El “Manifesto antropofago” fue publicado en la Revista de Antropofagia en mayo de 1928 en San Pablo, pero el texto está datado, alterando el calendario gregoriano, en el año 374 de la “deglución del Obispo Sardinha” y firmado en Piratininga. La propuesta es una insurrección contra cualquier estructura organizada y autoritaria del saber y del poder, establecida desde una concepción lúdica y agnóstica: Andrade intenta rescatar lo que se ha perdido luego de la consolidación y la evolución de diferentes sistemas —desde el Estado a la Estética, pasando por la moral y la gramática— en la conformación de un poder único. El nativo antropófago es parte del presente del hombre, porque con la exposición del desajuste cronológico y espacial, el pasado es parte del presente: la antropofagia es entonces una ley primitiva por rescatar, una constelación fuera de la limitada historia occidental “universal”. Conocedor de Hans Staden y de Montaigne, así como de los textos de Karl Marx, Friedrich Nietzsche y especialmente Tótem y tabú (1913) de Sigmund Freud, la radicalidad de las hipótesis del brasilero cuestionó incluso lo que era el cuerpo para el mundo occidental de la primera mitad del siglo XX. Un ejemplo es el famoso cuadro de Tarsila do Amaral, Abaporu: la reinvención del cuerpo es necesaria para des-jerarquizar el poder de la cabeza y la pura racionalidad, proyecto que algunos años después continuaría, desde Francia y sin conocer al antecedente, Georges Bataille en su revista Acéphale (1936-1939).

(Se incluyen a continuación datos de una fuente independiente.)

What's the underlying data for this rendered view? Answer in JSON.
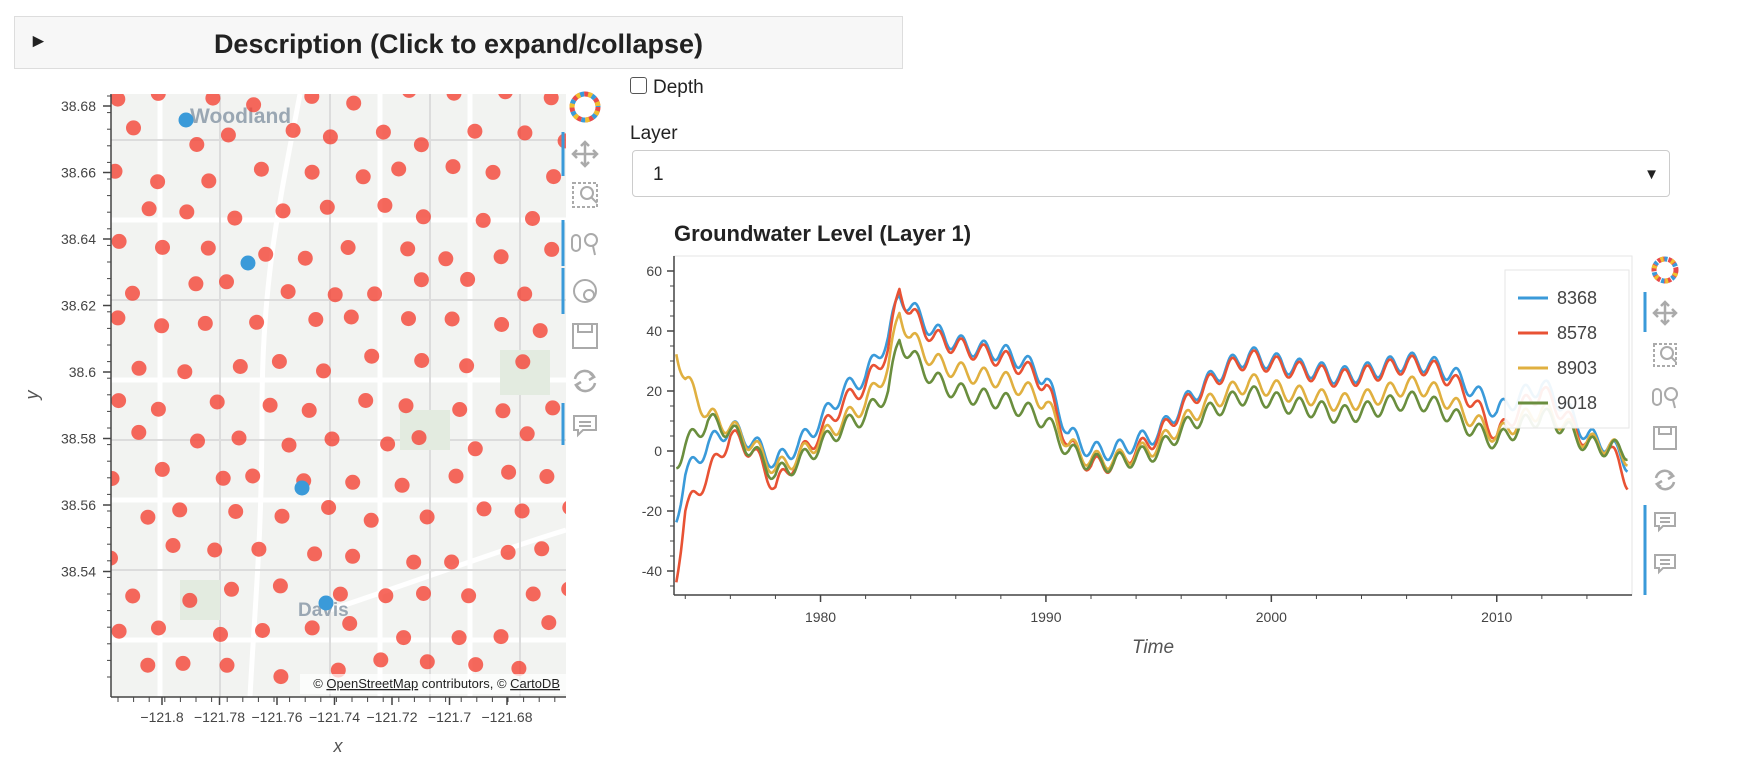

“Sólo me interesa lo que no es mío” articula el manifiesto de Andrade al inicio y con eso, la “única lei do mundo” establece una nueva posición política: la sustitución de la posesión por el interés por lo que no se tiene, dinámica que es producto de la devoración antropofágica. La creación del Estado está íntimamente unida a la apropiación, no solo entendida desde el sentido territorial o civil, sino también imaginativo. Siguiendo al investigador brasilero Alexandre Nodari, para las antiguas colonias el reto es cómo afirmarse a sí mismas cuando la apropiación colonialista fue el procedimiento para negar, desde el Tratado de Tordesillas y a lo largo de siglos, toda propiedad a las regiones del Nuevo Mundo y excluir a los nativos de todo derecho civil sobre las tierras, acción justificada en una supuesta falta de organización política que les impediría ser los dueños de la tierra al no estar sujetos a leyes (problema que sigue sucediendo en lugares como Ecuador y Bolivia, países en los que las comunidades originarias tienen representación en el discurso político).
Andrade y sus compañeros de la Revista de Antropofagia presentaban un “derecho antropofágico”, que se posiciona en el mundo pero sin someterlo, porque, desde una postura lúdica y entregada al ocio —entendido como gratuidad y desinterés—, no encuentra un fundamento real para hacerlo, y, por lo tanto, es una ley carente de aplicación que tampoco crea un propietario: como no hay diferencias entre lo propio y lo ajeno surge entonces la experiencia de lo común, por fuera de límites exclusivamente legales. En este sentido, no es casualidad que esta cosmología se presente en manifiestos, la estructura poética para hablar de un “nosotros”: así, la antropofagia es, para los europeos que la contaban, los americanos que la reescribían y los nativos que la ¿practicaban?, a la vez un proceso de pérdida de la identidad y la evidencia de una falta que se experimenta como problema para los exploradores europeos y como solución para los vanguardistas brasileños.
Ilustra esta entrada un detalle de la escultura O Impossível, III (1946), de Maria Martins.